NOAA researchers discovered an important new mechanism by which air pollution particles form, which could change the way urban air quality is understood and predicted.
The NOAA-led team showed that although the lightest compounds in the oil evaporated within hours, it was the heavier compounds, which took longer to evaporate, that contributed most to the formation of air pollution particles downwind. Because those compounds are also emitted by vehicles and other combustion sources, the discovery is important for understanding air quality in general, not only near oil spills.
"We were able to confirm a theory that a major portion of particulate air pollution is formed from chemicals that few are measuring, and which we once assumed were not abundant enough to cause harm," said Joost de Gouw
NOAA sent a research aircraft to the Gulf region in June 2010 to help other agencies assess pollutant levels in the air. The P-3 was already loaded with instruments designed to measure many types of air pollution particles - including "organic aerosol" - and the chemicals from which they are formed in air.

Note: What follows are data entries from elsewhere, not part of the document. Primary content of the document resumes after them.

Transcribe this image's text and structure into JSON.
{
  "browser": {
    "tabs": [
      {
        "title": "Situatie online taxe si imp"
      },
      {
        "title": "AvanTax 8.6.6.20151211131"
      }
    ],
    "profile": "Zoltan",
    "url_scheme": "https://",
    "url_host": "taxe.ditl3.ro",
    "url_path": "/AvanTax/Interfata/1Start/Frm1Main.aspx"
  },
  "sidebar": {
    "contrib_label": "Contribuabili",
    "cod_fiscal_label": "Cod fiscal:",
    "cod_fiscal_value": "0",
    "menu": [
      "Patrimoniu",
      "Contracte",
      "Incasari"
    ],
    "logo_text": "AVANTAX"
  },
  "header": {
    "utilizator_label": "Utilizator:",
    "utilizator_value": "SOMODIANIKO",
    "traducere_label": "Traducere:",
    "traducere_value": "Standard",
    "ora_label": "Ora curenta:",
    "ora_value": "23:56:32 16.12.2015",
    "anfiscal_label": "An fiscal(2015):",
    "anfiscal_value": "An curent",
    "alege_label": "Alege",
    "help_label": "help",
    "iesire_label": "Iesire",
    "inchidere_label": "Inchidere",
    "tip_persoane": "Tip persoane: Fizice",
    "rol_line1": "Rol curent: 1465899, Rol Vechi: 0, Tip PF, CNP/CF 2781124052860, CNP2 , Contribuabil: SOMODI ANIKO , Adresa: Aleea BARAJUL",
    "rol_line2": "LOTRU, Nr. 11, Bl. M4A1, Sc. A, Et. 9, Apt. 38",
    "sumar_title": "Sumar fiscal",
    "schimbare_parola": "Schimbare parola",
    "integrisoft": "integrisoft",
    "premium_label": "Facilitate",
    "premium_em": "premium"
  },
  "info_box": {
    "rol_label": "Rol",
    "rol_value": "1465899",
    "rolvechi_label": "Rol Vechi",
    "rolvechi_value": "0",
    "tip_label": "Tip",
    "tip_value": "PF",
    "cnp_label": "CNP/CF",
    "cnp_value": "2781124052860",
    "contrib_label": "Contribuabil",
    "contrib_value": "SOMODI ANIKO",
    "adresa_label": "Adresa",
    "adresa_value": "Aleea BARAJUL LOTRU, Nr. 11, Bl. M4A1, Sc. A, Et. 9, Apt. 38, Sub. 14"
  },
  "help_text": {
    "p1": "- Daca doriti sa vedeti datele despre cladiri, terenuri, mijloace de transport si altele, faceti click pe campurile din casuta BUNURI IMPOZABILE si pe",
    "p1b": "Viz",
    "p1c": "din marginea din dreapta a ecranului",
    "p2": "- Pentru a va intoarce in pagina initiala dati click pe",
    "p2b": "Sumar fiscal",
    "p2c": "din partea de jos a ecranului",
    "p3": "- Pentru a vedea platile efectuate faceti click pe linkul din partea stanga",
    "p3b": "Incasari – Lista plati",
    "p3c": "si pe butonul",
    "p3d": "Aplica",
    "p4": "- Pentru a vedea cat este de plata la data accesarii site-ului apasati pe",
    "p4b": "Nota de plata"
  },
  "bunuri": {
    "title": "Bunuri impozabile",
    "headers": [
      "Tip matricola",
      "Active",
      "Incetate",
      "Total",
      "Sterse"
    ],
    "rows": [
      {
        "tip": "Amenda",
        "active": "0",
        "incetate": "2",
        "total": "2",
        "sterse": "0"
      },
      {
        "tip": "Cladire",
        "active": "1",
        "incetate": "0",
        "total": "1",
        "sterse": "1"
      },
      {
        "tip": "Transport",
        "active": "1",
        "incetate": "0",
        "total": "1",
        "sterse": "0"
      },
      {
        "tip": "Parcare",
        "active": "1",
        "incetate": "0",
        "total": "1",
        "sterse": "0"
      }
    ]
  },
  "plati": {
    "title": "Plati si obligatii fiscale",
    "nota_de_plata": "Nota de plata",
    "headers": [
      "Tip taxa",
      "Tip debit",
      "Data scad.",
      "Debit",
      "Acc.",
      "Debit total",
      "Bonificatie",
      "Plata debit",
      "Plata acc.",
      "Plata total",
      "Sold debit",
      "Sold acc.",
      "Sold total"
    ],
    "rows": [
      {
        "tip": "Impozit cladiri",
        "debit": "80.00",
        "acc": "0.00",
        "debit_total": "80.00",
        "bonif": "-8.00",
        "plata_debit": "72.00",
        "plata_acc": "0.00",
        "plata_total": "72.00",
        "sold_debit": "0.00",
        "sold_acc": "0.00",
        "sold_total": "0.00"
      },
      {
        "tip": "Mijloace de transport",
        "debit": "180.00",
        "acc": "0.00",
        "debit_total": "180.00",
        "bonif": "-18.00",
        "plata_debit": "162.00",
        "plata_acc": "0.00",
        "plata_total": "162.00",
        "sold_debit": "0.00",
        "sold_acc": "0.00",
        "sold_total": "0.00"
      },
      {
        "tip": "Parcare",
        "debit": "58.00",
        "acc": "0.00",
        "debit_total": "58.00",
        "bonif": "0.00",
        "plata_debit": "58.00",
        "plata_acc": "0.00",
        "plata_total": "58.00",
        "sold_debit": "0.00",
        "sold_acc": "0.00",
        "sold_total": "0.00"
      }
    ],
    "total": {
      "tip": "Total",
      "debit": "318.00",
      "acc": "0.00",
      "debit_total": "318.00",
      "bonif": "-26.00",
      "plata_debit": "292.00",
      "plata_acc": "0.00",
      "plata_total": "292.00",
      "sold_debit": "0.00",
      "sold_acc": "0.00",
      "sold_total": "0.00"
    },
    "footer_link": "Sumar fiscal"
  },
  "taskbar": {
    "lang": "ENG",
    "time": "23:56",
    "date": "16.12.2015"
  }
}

Air pollution particles can damage people's lung and heart function, and they also affect climate, with some aerosol, including OA, partially offsetting the warming from greenhouse gases by reflecting incoming sunlight or changing cloud properties, and other aerosol amplifying warming by increasing the amount of sunlight absorbed in the atmosphere.
De Gouw said he and his colleagues knew where to expect OA particles downwind from the oil spill based on conventional understanding: OA should form when the most lightweight, or "volatile," components of surface oil evaporate, undergo chemical reactions, and condense onto existing airborne particles.